The quick burst of laughter at this remark made Neil think it was an allusion to some actual women they all knew. He finished his beer and went to the bar to order two more. As he was standing there a pudgy woman came in and complained to the bartender, “The TV don’t work.” Could he fix it? After handing Neil two bottles of beer and making change, he followed her through a doorway into what were probably living quarters.
“See what we mean?” the little man at the bar said, turning to grin at Neil. “Ol’ Jake’s going back there now to give her a quick one. That TV business is all a front.”
But Jake returned almost immediately with a frown on his face. He went up to the television set above the bar and turned it on. Neil and the others were all watching him. The screen remained dark for a few seconds, but the voice of the talking head that appeared on the screen immediately began in a tense, hurried voice:
“…I repeat, this is not a test, this is not a test. The Emergency Broadcasting System announces a national war alert. All precautionary measures should be taken immediately to prepare for the possibility of an enemy attack. This is not a test. Civil Defense workers are to report immediately to their assigned posts. Police, fire, and emergency medical personnel on standby for national war alert should also report to their assigned posts. I repeat, this is not a test, this is not a test. The Emergency Broadcasting System is announcing a national war alert. All precautionary…”
It was only when he realized that the announcer was not going to say anything else that Neil became aware of himself standing next to his table, still holding his beer bottle, his mouth open in stunned bewilderment.
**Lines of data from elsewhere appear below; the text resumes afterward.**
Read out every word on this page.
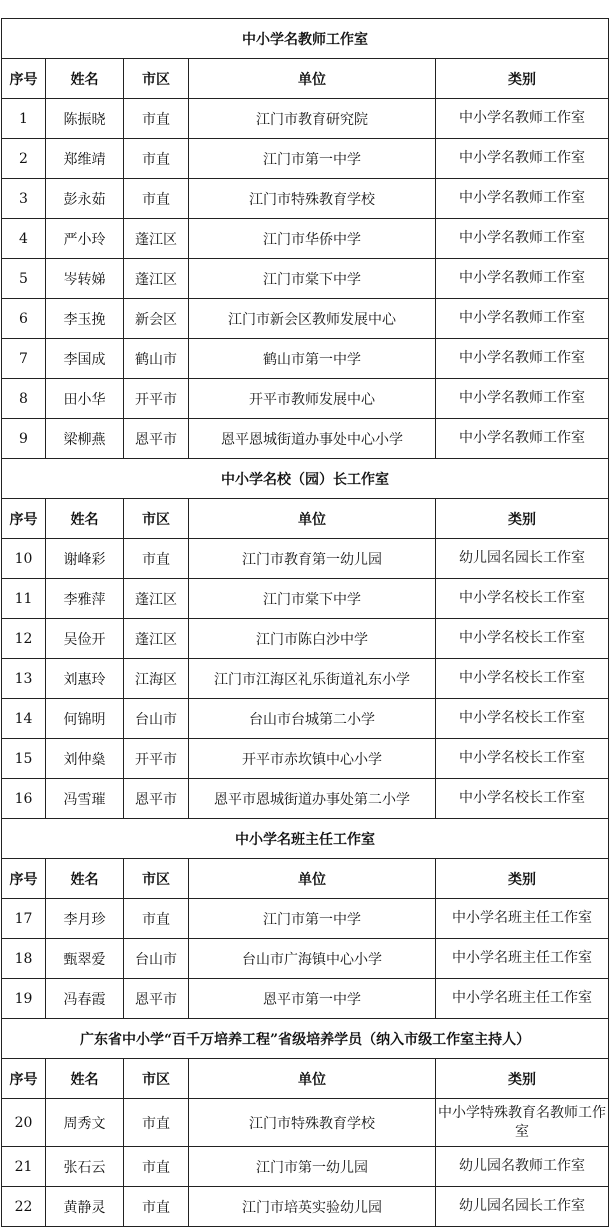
中小学名教师工作室				
序号	姓名	市区	单位	类别
1	陈振晓	市直	江门市教育研究院	中小学名教师工作室
2	郑维靖	市直	江门市第一中学	中小学名教师工作室
3	彭永茹	市直	江门市特殊教育学校	中小学名教师工作室
4	严小玲	蓬江区	江门市华侨中学	中小学名教师工作室
5	岑转娣	蓬江区	江门市棠下中学	中小学名教师工作室
6	李玉挽	新会区	江门市新会区教师发展中心	中小学名教师工作室
7	李国成	鹤山市	鹤山市第一中学	中小学名教师工作室
8	田小华	开平市	开平市教师发展中心	中小学名教师工作室
9	梁柳燕	恩平市	恩平恩城街道办事处中心小学	中小学名教师工作室
中小学名校（园）长工作室				
序号	姓名	市区	单位	类别
10	谢峰彩	市直	江门市教育第一幼儿园	幼儿园名园长工作室
11	李雅萍	蓬江区	江门市棠下中学	中小学名校长工作室
12	吴俭开	蓬江区	江门市陈白沙中学	中小学名校长工作室
13	刘惠玲	江海区	江门市江海区礼乐街道礼东小学	中小学名校长工作室
14	何锦明	台山市	台山市台城第二小学	中小学名校长工作室
15	刘仲燊	开平市	开平市赤坎镇中心小学	中小学名校长工作室
16	冯雪璀	恩平市	恩平市恩城街道办事处第二小学	中小学名校长工作室
中小学名班主任工作室				
序号	姓名	市区	单位	类别
17	李月珍	市直	江门市第一中学	中小学名班主任工作室
18	甄翠爱	台山市	台山市广海镇中心小学	中小学名班主任工作室
19	冯春霞	恩平市	恩平市第一中学	中小学名班主任工作室
广东省中小学“百千万培养工程”省级培养学员（纳入市级工作室主持人）				
序号	姓名	市区	单位	类别
20	周秀文	市直	江门市特殊教育学校	中小学特殊教育名教师工作室
21	张石云	市直	江门市第一幼儿园	幼儿园名教师工作室
22	黄静灵	市直	江门市培英实验幼儿园	幼儿园名园长工作室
As the bartender lowered the volume and began switching channels—and Neil could see the same announcer flash by on all the operating channels—he also became aware of the total silence in the room.
Finally someone at the bar spoke.
“Oh, good Jesus,” a tired voice said. “Wow what the fuck are the silly bastards trying to prove?”
Then the television picture disappeared, the lights in the bar went out, and the whole room was in total darkness.
Frank flung his lanky body back and forth across the end of the ferry dock at Crisfield with an impatience unusual even for him. Everything was running late. Traffic had been so bad going out to La Guardia that afternoon that the twenty-five-minute drive had taken over an hour, and he’d arrived ten minutes after his plane was supposed to have taken off. But La Guardia was a madhouse, and his plane was delayed forty minutes, so he’d made it. Then it was delayed another half-hour on the runway awaiting takeoff, the long line of taxiing planes reminding him of sailors outside a Bangkok whorehouse.